このたび、小社では、1980年代に刊行し、ながらく入手困難だった叢書「科学の名著」を、電子書籍の形式で復刊いたしました。

■ 叢書「科学の名著」創刊に向けて(1980年創刊時の刊行の辞)

科学とは「知」の全体であった。

いま、それはおおむね「自然学Physics」をさすけれども、観察と実験に基づいて、自然に内在する法則を識る科学とは、いわば自然界の事物を自らの影・模造たらしめている永遠の「イデア」に至る、ひとつの方法であろう。

じっさい「自然科学」は、近代に発生した価値の体系の中にあるのだ。

科学の歴史とは、知のゲシュタルトとしてのエヒステーメー(原文ママ)の哲学的分析のための実験室ではないだろうか。

ここに、科学の古典的名著を、精緻なテキスト・クリティクを経て、日本語に翻訳しようという試みは、次のようなひそかな願いのもとに行われる「知」のアルケオロジーの実践である。

まず、哲学史、科学史に頻繁に言及され引用されながら、現実には手にする機会の得難い原典を、日本語に移しかえて読者に提供する。

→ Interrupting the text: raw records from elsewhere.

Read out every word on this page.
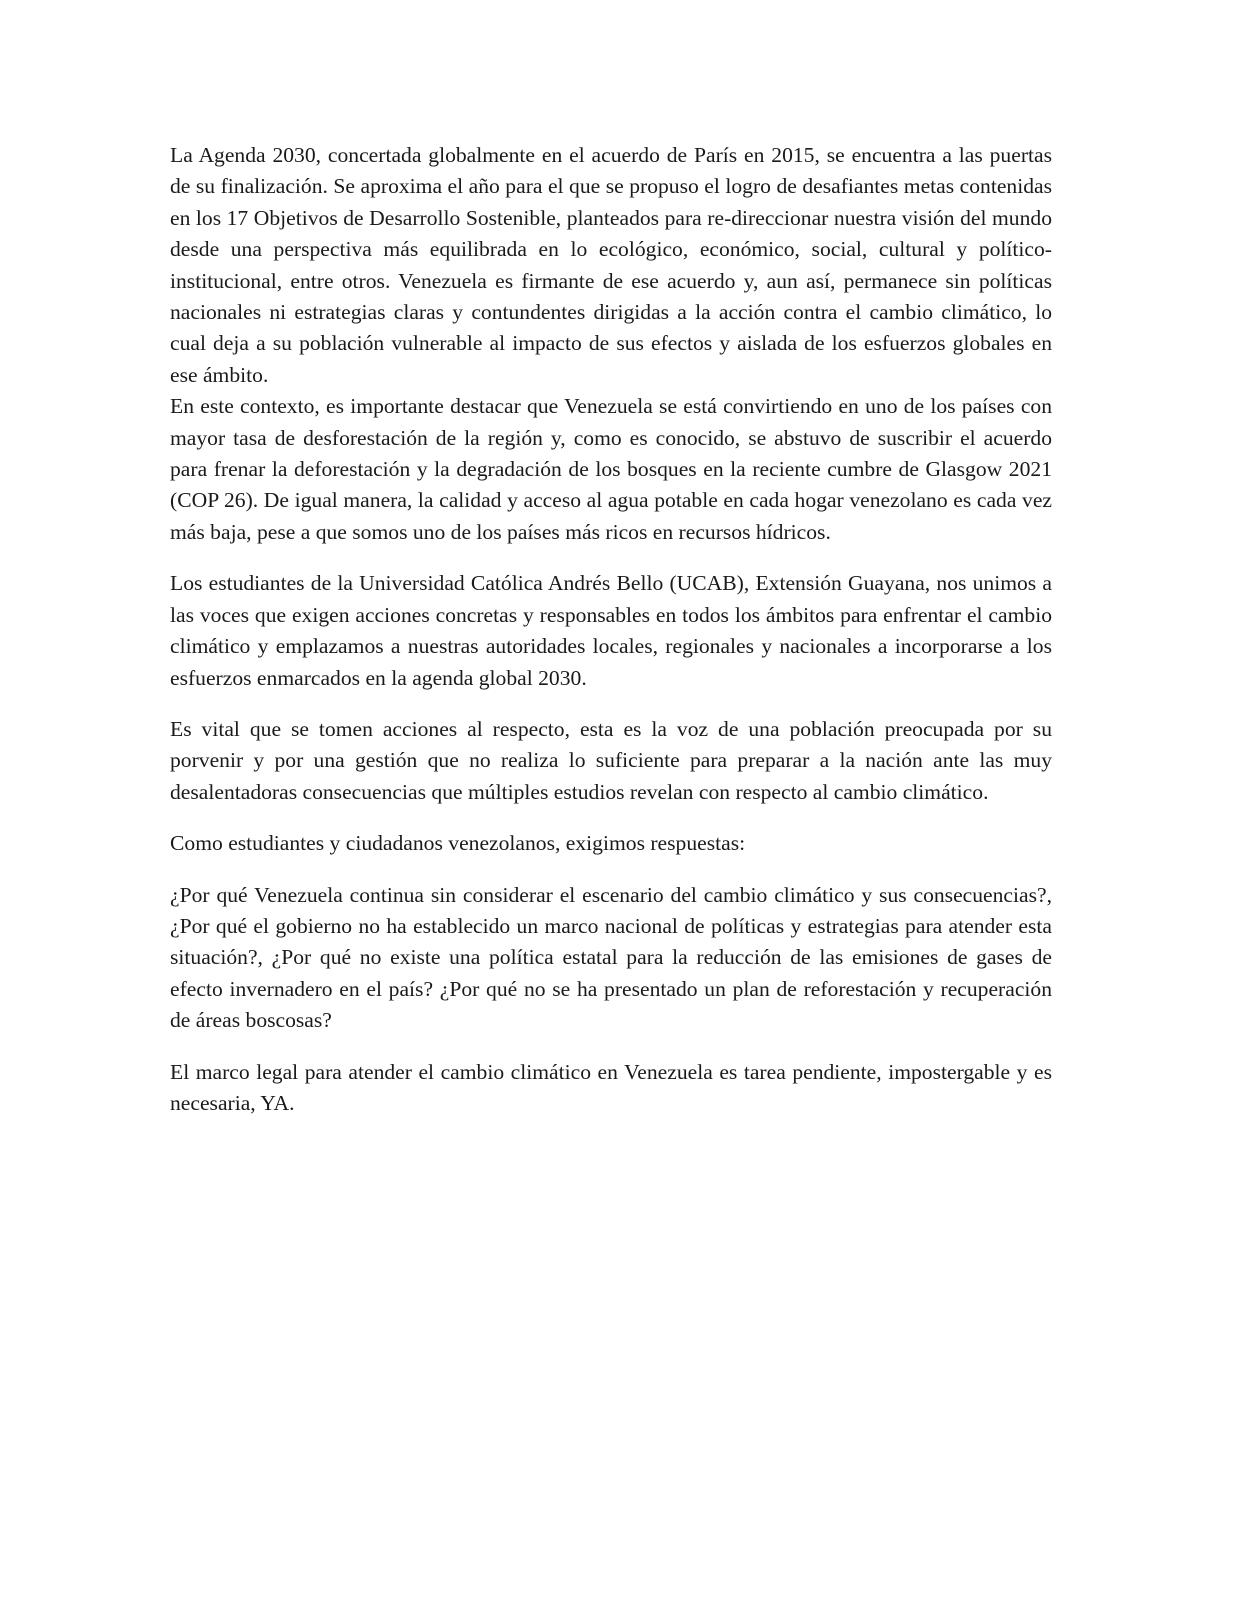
La Agenda 2030, concertada globalmente en el acuerdo de París en 2015, se encuentra a las puertas de su finalización. Se aproxima el año para el que se propuso el logro de desafiantes metas contenidas en los 17 Objetivos de Desarrollo Sostenible, planteados para re-direccionar nuestra visión del mundo desde una perspectiva más equilibrada en lo ecológico, económico, social, cultural y político-institucional, entre otros. Venezuela es firmante de ese acuerdo y, aun así, permanece sin políticas nacionales ni estrategias claras y contundentes dirigidas a la acción contra el cambio climático, lo cual deja a su población vulnerable al impacto de sus efectos y aislada de los esfuerzos globales en ese ámbito.

En este contexto, es importante destacar que Venezuela se está convirtiendo en uno de los países con mayor tasa de desforestación de la región y, como es conocido, se abstuvo de suscribir el acuerdo para frenar la deforestación y la degradación de los bosques en la reciente cumbre de Glasgow 2021 (COP 26). De igual manera, la calidad y acceso al agua potable en cada hogar venezolano es cada vez más baja, pese a que somos uno de los países más ricos en recursos hídricos.

Los estudiantes de la Universidad Católica Andrés Bello (UCAB), Extensión Guayana, nos unimos a las voces que exigen acciones concretas y responsables en todos los ámbitos para enfrentar el cambio climático y emplazamos a nuestras autoridades locales, regionales y nacionales a incorporarse a los esfuerzos enmarcados en la agenda global 2030.

Es vital que se tomen acciones al respecto, esta es la voz de una población preocupada por su porvenir y por una gestión que no realiza lo suficiente para preparar a la nación ante las muy desalentadoras consecuencias que múltiples estudios revelan con respecto al cambio climático.

Como estudiantes y ciudadanos venezolanos, exigimos respuestas:

¿Por qué Venezuela continua sin considerar el escenario del cambio climático y sus consecuencias?, ¿Por qué el gobierno no ha establecido un marco nacional de políticas y estrategias para atender esta situación?, ¿Por qué no existe una política estatal para la reducción de las emisiones de gases de efecto invernadero en el país? ¿Por qué no se ha presentado un plan de reforestación y recuperación de áreas boscosas?

El marco legal para atender el cambio climático en Venezuela es tarea pendiente, impostergable y es necesaria, YA.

これは古典文献学、アラビア学などの世界的な最新の成果を動員してはじめてよくなしうる作業であろう。

またこれから古典的名著を研究室の奥処から、広く「知」の今日の状況の中に解き放つ。

こうして科学史のみならず科学自身が変貌するための、いや転換しようとしている「知の全体」にはたらきかける、ささやかな梃子にこそなりたいと考えるのである。